Adobe vs Microsoft for PDF and signing is less a feature contest than an overlap audit. Many organisations pay for Adobe Acrobat across the workforce and a separate signing product, while also licensing Microsoft 365, which covers a good deal of everyday PDF viewing, light editing, and basic signing already. The cost question is not which is better in absolute terms. It is how many people genuinely need full Acrobat or a dedicated signing tool once you account for what Microsoft 365 already provides.
As an independent, buyer side advisor with no relationship to Adobe or Microsoft and no commission, we have no stake in the outcome. This guide feeds the wider digital workplace cost optimization effort, because document and signing tools are a common place to pay twice for capability.
What does Microsoft 365 already do with PDFs?
Microsoft 365 handles a surprising share of routine PDF work. Edge opens, annotates, and fills PDFs. Word can open and export PDFs. Files stored in SharePoint and OneDrive can be previewed and marked up in the browser. For viewing, light annotation, form filling, and conversion, much of the everyday need is covered by tools the organisation already pays for through Microsoft 365 (source: microsoft.com Microsoft 365 documentation, as of June 2026). That does not replace full Acrobat for power users, but it does change how many full licences are truly required.
What does full Adobe Acrobat add?
Acrobat Pro adds the deeper capability: advanced editing, redaction, complex form creation, PDF comparison, preflight, and richer accessibility tooling. People who build and manipulate PDFs as a core part of their job genuinely need it. The optimization question is identifying that group precisely, rather than assigning Acrobat Pro broadly out of habit. As of June 2026, Adobe lists Acrobat Pro for teams around 24.00 US dollars per licence per month on annual terms (source: adobe.com Acrobat pricing, as of June 2026).
Adobe pricing is from the adobe.com Acrobat pricing page and Microsoft capability is from microsoft.com documentation, both as of June 2026. Both vendors revise pricing and packaging regularly, so confirm against current quotes and your own agreements.
What about electronic signing?
Signing is the other overlap. Adobe Sign and dedicated signing tools are widely deployed, yet a meaningful share of routine internal signing can be handled by capability within the Microsoft and broader stack many organisations already license. Heavy, customer facing, or regulated signing workflows may genuinely justify a dedicated product, but lighter internal approvals often do not. The pattern mirrors the wider box vs dropbox vs sharepoint cost guide: confirm what you own before buying more.

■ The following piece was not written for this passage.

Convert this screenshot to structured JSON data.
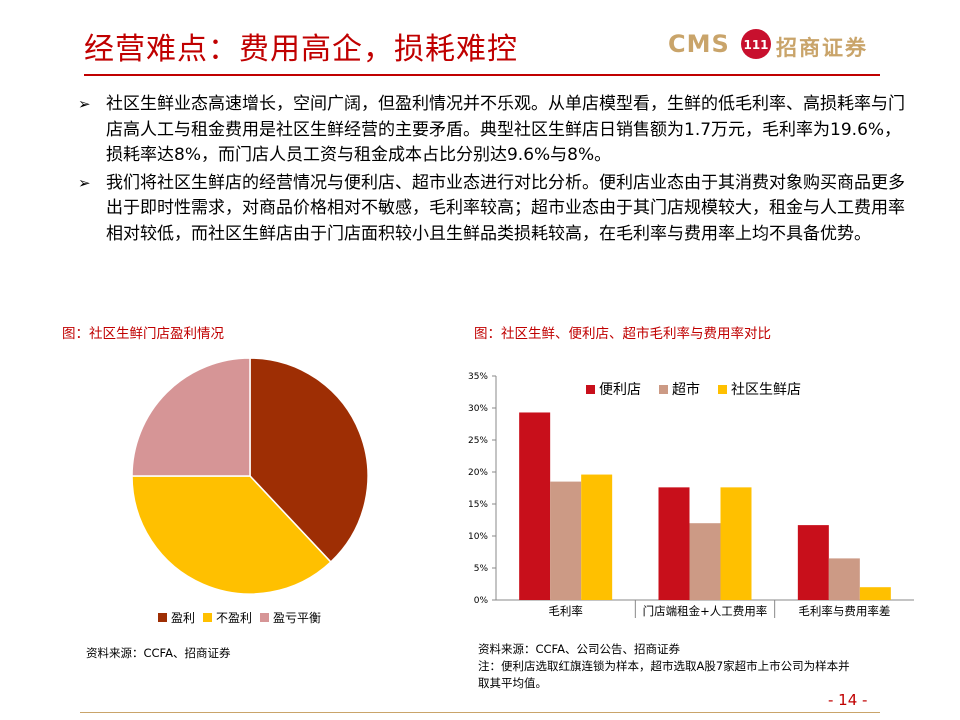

| Task | Often covered by Microsoft 365 | Usually needs Acrobat or dedicated signing |
|---|---|---|
| Viewing and annotating PDFs | Yes | No |
| Filling and exporting forms | Mostly | Complex forms only |
| Advanced editing and redaction | No | Yes |
| Heavy or regulated signing | Limited | Often yes |
Adobe vs Microsoft for PDF and signing: deciding the right mix
Segment the workforce by what they actually do with documents. Most people view, annotate, and occasionally fill PDFs, which Microsoft 365 largely covers. A smaller group edits and builds PDFs and genuinely needs Acrobat Pro. A defined set runs heavy signing and may need a dedicated tool. Size each group from real usage, then buy to those numbers rather than blanket assigning premium licences. This is the same evidence first approach behind our Adobe Creative Cloud cost optimization work.
Where to start
Start by confirming what Microsoft 365 already gives your people, then count how many genuinely need full Acrobat or a dedicated signing product on top. The common finding is that broad Acrobat deployment and a separate signing contract overlap heavily with owned capability, and that a smaller, targeted set of premium licences would serve the real need at a lower recurring cost.